La première agence est focalisée sur tous les projets d’infrastructures de télécommunications majeurs et les grandes réformes du secteur. En particulier, les déploiements actuels et futurs de la fibre sur tout le territoire national. Et puis, nous sommes activement engagés dans la mise en œuvre d’un certain nombre de réformes majeures, en particulier dans le secteur public. Vous n’êtes pas sans savoir que le gouvernement béninois a décidé de se désengager de la gestion directe des sociétés de télécommunications.
Et l’Agence des Services et Systèmes d’Information, qui est issue de la transformation de l’ABETIC (Agence Béninoise des TIC) sera beaucoup plus impliquée dans tout ce qui est système d’information et sécurité, en particulier pour le gouvernement. Cette agence va prendre en charge la finalisation du schéma directeur des services numériques du gouvernement, mais aussi veiller à l’exécution du projet phare de mise en place d’une “Administration Intelligente”. Une nouvelle gouvernance du secteur se met en place pour accélérer la dématérialisation des processus administratifs.

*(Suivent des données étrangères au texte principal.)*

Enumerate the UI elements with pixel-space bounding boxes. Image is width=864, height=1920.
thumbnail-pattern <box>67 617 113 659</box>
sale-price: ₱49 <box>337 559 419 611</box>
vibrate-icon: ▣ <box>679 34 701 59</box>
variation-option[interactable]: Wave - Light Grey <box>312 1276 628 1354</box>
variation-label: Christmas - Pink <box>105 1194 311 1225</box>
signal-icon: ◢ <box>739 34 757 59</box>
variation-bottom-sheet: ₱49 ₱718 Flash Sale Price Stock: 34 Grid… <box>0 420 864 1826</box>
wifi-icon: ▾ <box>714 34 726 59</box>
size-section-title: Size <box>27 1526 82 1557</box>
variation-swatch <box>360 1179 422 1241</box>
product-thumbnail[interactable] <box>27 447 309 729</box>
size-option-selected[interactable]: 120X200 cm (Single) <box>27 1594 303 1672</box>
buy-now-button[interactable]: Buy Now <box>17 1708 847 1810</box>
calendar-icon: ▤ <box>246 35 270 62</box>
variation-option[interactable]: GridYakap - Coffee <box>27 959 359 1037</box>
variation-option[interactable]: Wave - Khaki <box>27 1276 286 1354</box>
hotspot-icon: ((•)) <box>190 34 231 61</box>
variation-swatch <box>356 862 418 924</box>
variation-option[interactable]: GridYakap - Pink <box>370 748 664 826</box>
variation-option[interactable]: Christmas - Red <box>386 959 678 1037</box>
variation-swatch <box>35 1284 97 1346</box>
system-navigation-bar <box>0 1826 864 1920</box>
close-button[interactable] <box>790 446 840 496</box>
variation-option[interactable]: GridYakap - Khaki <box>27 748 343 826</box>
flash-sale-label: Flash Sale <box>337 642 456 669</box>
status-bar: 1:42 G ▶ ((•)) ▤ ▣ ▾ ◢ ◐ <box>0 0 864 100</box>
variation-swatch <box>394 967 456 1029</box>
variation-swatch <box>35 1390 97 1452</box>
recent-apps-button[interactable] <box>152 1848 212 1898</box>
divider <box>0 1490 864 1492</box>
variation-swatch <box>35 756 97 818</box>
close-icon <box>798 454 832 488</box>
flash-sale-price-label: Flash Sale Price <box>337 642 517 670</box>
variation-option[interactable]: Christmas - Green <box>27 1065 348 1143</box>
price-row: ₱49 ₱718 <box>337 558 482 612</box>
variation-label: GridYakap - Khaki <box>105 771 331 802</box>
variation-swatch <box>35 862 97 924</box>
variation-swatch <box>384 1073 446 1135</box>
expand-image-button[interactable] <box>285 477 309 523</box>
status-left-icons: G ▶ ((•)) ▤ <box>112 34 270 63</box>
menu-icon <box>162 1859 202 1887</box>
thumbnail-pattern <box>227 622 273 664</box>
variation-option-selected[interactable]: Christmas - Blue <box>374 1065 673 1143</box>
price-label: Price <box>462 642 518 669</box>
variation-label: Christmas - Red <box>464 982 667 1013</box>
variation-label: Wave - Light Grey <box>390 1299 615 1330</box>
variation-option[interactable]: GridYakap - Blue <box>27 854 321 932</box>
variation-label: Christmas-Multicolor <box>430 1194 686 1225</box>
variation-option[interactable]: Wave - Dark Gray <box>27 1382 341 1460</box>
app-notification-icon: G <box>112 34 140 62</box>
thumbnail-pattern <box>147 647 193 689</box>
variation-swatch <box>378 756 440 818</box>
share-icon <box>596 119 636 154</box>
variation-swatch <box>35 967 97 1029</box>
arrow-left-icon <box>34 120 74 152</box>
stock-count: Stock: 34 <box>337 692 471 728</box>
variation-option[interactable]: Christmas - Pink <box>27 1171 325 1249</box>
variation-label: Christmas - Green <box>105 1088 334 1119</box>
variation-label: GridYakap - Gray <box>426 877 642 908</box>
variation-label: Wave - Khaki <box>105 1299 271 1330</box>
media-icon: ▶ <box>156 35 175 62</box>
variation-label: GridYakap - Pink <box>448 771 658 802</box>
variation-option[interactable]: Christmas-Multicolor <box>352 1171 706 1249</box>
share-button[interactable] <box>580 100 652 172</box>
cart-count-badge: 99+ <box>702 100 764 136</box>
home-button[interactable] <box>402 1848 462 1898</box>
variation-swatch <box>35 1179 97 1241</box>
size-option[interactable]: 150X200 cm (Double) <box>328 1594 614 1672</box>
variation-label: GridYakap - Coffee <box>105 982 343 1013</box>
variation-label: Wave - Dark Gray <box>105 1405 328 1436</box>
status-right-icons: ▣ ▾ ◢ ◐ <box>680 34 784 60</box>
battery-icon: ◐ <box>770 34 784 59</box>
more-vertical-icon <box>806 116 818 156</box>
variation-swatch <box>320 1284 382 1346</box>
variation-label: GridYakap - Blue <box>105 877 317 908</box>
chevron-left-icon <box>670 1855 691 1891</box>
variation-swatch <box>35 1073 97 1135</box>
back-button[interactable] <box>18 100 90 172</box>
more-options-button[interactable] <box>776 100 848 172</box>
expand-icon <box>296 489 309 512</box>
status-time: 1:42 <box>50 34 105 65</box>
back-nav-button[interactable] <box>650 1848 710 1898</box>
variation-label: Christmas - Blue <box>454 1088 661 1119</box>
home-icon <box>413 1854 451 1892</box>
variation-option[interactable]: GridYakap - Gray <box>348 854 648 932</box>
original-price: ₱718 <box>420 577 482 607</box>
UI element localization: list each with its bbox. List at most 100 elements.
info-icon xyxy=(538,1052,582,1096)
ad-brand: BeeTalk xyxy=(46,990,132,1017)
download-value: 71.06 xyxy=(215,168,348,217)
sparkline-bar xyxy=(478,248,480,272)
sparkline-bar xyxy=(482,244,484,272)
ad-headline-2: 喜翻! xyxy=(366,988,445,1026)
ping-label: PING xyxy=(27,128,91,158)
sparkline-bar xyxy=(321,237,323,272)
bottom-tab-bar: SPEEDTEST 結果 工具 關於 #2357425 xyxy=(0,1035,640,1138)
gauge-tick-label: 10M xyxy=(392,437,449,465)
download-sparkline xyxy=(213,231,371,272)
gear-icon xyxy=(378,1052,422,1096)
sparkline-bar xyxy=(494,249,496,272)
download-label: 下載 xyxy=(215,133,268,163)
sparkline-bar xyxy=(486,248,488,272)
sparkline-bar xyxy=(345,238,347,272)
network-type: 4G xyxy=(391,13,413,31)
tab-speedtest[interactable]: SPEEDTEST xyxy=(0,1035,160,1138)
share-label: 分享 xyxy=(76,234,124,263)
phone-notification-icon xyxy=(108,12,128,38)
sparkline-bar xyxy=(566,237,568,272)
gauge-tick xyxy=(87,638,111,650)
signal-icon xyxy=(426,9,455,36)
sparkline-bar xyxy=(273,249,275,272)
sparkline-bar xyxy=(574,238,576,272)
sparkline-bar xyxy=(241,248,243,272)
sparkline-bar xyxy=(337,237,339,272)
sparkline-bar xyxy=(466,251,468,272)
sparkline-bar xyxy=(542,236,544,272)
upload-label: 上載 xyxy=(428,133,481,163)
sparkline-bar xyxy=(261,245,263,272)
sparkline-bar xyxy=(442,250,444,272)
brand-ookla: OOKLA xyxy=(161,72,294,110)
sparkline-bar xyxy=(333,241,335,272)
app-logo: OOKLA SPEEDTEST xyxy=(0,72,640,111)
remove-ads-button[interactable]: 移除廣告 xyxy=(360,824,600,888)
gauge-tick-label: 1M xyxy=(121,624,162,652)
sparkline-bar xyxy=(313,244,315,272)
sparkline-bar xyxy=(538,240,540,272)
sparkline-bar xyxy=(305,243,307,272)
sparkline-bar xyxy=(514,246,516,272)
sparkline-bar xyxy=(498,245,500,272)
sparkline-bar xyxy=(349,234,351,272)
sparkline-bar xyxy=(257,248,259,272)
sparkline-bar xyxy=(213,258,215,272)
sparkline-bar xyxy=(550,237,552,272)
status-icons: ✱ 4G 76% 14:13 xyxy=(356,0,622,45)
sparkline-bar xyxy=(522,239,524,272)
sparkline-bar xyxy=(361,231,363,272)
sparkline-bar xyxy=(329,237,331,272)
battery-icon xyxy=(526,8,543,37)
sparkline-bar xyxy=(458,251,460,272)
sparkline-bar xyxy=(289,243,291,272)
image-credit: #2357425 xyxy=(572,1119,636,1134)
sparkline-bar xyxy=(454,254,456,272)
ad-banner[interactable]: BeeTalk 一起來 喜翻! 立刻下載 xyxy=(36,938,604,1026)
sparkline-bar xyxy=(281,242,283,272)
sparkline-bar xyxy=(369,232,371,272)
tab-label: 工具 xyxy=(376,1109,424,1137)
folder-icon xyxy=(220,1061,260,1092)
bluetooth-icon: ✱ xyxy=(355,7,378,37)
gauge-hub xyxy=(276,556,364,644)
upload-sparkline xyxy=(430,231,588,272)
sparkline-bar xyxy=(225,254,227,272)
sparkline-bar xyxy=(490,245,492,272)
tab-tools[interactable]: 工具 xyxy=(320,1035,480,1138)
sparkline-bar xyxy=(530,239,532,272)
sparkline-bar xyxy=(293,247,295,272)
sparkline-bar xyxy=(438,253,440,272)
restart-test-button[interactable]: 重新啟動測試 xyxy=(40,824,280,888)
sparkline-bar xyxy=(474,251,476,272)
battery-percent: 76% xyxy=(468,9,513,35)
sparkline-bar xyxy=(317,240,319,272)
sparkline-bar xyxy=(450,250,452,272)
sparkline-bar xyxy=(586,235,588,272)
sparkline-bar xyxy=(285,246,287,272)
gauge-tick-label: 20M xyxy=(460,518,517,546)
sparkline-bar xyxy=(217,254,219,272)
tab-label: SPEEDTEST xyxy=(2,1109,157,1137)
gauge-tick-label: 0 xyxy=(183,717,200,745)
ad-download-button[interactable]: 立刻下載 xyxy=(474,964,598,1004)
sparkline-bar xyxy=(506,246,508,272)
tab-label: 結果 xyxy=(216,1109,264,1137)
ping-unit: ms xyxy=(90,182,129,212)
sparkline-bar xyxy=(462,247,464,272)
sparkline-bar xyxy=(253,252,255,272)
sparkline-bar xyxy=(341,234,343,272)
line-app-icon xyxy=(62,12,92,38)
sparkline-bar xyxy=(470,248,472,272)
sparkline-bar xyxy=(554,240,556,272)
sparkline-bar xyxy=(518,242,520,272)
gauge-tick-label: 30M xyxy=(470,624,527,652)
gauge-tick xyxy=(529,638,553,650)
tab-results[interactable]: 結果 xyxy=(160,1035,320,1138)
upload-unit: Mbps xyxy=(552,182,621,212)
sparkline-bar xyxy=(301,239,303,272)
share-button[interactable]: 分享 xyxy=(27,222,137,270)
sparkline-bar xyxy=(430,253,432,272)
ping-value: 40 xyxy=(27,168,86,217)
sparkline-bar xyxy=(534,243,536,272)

Quel est le changement qu’il y a par rapport à l’agence du numérique qui existait ?
Il s’agit d’une rationalisation à travers la redéfinition des missions de l’Agence du Numérique et de l’ABETIC pour obtenir l’Agence pour le Développement du Numérique (ADN) et l’Agence des Services et Systèmes d’Information (ASSI).
Faut-il déduire que cette agence sera le DSI de l’Etat, avec un périmètre élargi aux différents projets de transformation numérique des ministères ?
C’est absolument ça. Je peux citer quelques projets en cours : le projet de création du Datacenter du gouvernement qui va compléter en matière d’infrastructure l’interconnexion des ministères que nous avons réalisée cette année ; l’e-conseil : qui vise à dématérialiser le conseil des ministres ; le E-visa que nous allons mettre en place. L’adjudication est en cours pour une exécution rapide sur deux ou trois mois. Tous ces projets sont dans l’escarcelle de l’Agence des Services et Systèmes d’Information.
Le fait de scinder l’Agence du Développement du numérique en deux n’affaiblit-t-il pas votre périmètre d’action ?
La refonte de la gouvernance du secteur du numérique est une des reformes que nous avions annoncée déjà en 2016, dans notre Déclaration de Politique Sectorielle. Les structures mises en place tiennent compte des besoins, du moment et des hommes. Ce dont nous avons besoin ce sont des structures qui sont dans l’exécution et qui permettent d’aller vite pour livrer les projets et délivrer les résultats au gouvernement et aux populations. C’est-à-dire, à la fois, « numériser » le gouvernement, mais aussi générer une adoption rapide de l’ensemble des projets au niveau du pays. Donc l’idée, c’est d’avoir deux agences qui fonctionnent en parallèle, qui avancent vite et qui naturellement travaillent ensemble. Juste un exemple : au ministère l’Enseignement secondaire, l’ADN veillera à ce qu’il y ait de la connectivité disponible pour les établissements scolaires, et l’ASSI s’assurera de la gestion des données et des applications pertinentes à ce secteur.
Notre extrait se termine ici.